Timossi: primi scricchiolii per Sarri
Empoli era la sua città e lo sarebbe sempre stata. Saranno la salutare indigestione di Us Open, lo straordinario mondo di Flavia Pennetta e Roberta Vinci, i loro successi tennistici a New York, ma tutto in questi giorni sembra simile a Manhattan. Sì, anche questo inizio di storia che fa la parodia del capolavoro di Woody Allen.

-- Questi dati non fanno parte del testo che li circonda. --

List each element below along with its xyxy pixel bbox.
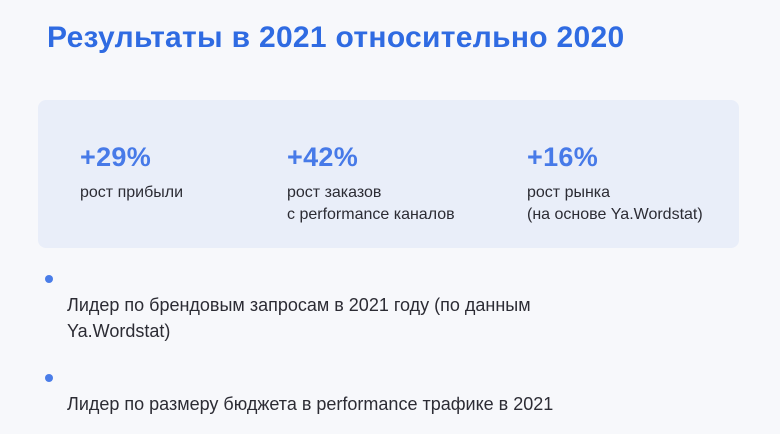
stat-value: +42% [287,142,359,172]
stats-panel: +29% рост прибыли +42% рост заказов с pe… [38,100,739,248]
list-item: Лидер по брендовым запросам в 2021 году … [45,266,625,344]
bullet-dot-icon [45,275,53,283]
stat-label: рост заказов с performance каналов [287,184,455,223]
bullet-list: Лидер по брендовым запросам в 2021 году … [45,266,625,434]
list-item: Лидер по размеру бюджета в performance т… [45,365,625,417]
stat-value: +16% [527,142,599,172]
stat-orders-growth: +42% рост заказов с performance каналов [287,142,527,226]
bullet-text: Лидер по брендовым запросам в 2021 году … [67,295,531,341]
stat-label: рост рынка (на основе Ya.Wordstat) [527,184,703,223]
stat-market-growth: +16% рост рынка (на основе Ya.Wordstat) [527,142,739,226]
bullet-dot-icon [45,374,53,382]
stat-label: рост прибыли [80,184,184,201]
bullet-text: Лидер по размеру бюджета в performance т… [67,394,554,414]
page-title: Результаты в 2021 относительно 2020 [47,21,625,54]
stat-profit-growth: +29% рост прибыли [80,142,287,204]
stat-value: +29% [80,142,152,172]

Così, sbucciando l'ortaggio, le storie arrivano, una dietro all'altra. La prima è quella di Maurizio Sarri, che nella città del carciofo (come recita il cartello stradale a due passi dal centro) aveva trascorso i suoi ultimi tre anni. Aveva fatto bene, portando la squadra in serie A, ma soprattutto confermandosi dopo, giocando alla pari contro tutti, con metodo, sistemi innovativi, allegria e pochi affanni.
Tanto che un anno fa, Sarri è diventato l'allenatore più conteso della serie A. Corsi, il presidente dell'Empoli, non ha mai fatto problemi: chi fa bene e vuol partire può (anzi deve) andare: così aveva fatto Spalletti, solo per ricordare un nome. Così ha fatto Sarri. Lo voleva il Cagliari, il ds Capozucca c'era quasi riuscito: gran colpo visto che i sardi erano appena retrocessi in serie B. Anche in questo caso l'allenatore aveva dimostrato di essere una mente libera, dai pregiudizi, probabilmente pure dall'ossessivo richiamo dei quattrini. "Perché no?", aveva detto. Poi però un no lo aveva trovato: la Sardegna è un'isola, per arrivarci e andar a giocare in giro per l'Italia, bisogna prendere un aereo, sempre. "E a me volare fa schifo, anzi fa paura", confiderà a qualcuno il nostro Maurizio.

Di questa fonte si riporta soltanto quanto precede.